YORK Mediale returns next month to deliver ambitious and cutting-edge digital arts projects inspired by and reacting to 2020.

For its second iteration, the international new media arts organisation has lined up six new commissions, five being world premieres, the other, a UK premiere.

Running from October 21 into the New Year, the programme of events will take place in York neighbourhoods, online and at two cultural landmarks, York Minster and York Art Gallery.

The first York Mediale in 2018 was the largest media arts festival in Britain, drawing an audience of 65,000 to diverse digital-rooted events over ten days, celebrating York as the UK’s first and only UNESCO Creative City of Media Arts.

The Coronavirus pandemic has led York Mediale to forego the original 2020 festival dates of October 21 to 25, instead “pivoting from a biennial festival to a charity creating and delivering a year-round programme of exceptional digital arts events, embedded in and enriching the creative life of the city of York and beyond”.

In a progression from the 2018 debut, this will involve working closely with York artists, young people and neighbourhoods.

Themes of love, nature and community – particularly poignant at this time following months of lockdown and isolation – will run through artists’ installations and interactive performance, engaging audiences both in person and digitally.

Leading artists in their field from across the world have created work for York, such as Marshmallow Laser Feast, fresh from their show at the Saatchi Gallery in London; composer, musician and producer Elizabeth Bernholz, otherwise known as the artist Gazelle Twin, and arts collective KMA, whose installations have transformed numerous public spaces, from London’s Trafalgar Square to Shanghai’s Bund.

The York community is being encouraged to take part, so today the Mediale team is launching two calls for participation.
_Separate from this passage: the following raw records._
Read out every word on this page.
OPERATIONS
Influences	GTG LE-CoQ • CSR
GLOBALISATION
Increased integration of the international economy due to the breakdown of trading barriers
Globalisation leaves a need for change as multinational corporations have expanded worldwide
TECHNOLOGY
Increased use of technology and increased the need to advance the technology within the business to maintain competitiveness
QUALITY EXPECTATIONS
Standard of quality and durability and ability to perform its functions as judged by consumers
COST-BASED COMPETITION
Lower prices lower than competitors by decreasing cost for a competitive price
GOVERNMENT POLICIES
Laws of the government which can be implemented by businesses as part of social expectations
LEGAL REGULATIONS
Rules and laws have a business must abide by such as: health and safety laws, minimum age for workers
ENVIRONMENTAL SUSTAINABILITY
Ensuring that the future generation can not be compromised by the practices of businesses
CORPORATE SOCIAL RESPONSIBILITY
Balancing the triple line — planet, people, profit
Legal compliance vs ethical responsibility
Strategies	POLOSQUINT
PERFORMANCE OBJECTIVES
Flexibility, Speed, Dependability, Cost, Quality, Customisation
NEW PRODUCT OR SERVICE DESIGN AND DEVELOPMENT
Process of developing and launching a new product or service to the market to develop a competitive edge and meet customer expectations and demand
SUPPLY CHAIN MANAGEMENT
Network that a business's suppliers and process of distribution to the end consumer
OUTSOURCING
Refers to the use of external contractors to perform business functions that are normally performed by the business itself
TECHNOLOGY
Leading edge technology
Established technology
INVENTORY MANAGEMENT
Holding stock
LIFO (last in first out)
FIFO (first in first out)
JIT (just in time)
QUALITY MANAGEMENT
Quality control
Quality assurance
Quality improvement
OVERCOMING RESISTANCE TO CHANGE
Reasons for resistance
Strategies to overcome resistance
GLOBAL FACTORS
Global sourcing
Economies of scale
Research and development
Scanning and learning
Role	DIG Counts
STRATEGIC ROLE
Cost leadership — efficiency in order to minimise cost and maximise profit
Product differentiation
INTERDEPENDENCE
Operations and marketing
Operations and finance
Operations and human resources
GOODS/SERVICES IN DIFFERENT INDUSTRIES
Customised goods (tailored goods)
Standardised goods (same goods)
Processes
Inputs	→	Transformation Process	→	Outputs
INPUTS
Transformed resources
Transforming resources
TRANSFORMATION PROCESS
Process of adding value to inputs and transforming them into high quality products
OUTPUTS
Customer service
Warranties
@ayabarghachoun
Firstly, Mediale is calling out for 50 members of the public to feature in a piece that will serve as a memento for the times we live in.

Secondly, in collaboration with York’s Guild of Media Arts and nine other UNESCO Creative Cities of Media Arts, Mediale is launching a call-out to York artists, worth £2,500.

Tom Higham, York Mediale’s creative director for the  2018 festival and now the 2020 one too, says: “York Mediale is a place where, through digital arts, we can explore, challenge and reflect on our lives.

“Plans for this year’s Mediale were well underway as the pandemic took hold. That we’re able to work with artists and producers to create an event at all is something we’re really proud of.”

Mediale planned “as best it could” for what it knew would be a different type of event. “We looked closely at the works already submitted and worked to develop the pieces that would most closely examine these extraordinary times,” says Tom.

“We wanted to explore how we connect with loved ones, with our community, with nature and with our culture. We have been developing projects around those themes, and we’re excited to now present a series of works.

“All of these projects resonated with us at the start of 2020 but we could never have imagined how they could develop to so beautifully reflect our worries, hopes and relationships to our communities.”

York artist and filmmaker Kit Monkman: Collaborating with Gazelle Twin and University of York Music Department for Absent Sitters, an online event at York Mediale 2020

York Mediale audiences will discover how the human body is hardwired, synchronised and inextricably linked to nature; experiment with a new form of performance, and explore the invisible transaction between a person and a piece of art and how WhatsApp has shaped communities for the COVID generation at this year’s “diverse, digitally engaged and mentally stimulating event”.

What digital delights are upcoming in York Mediale 2020-2021?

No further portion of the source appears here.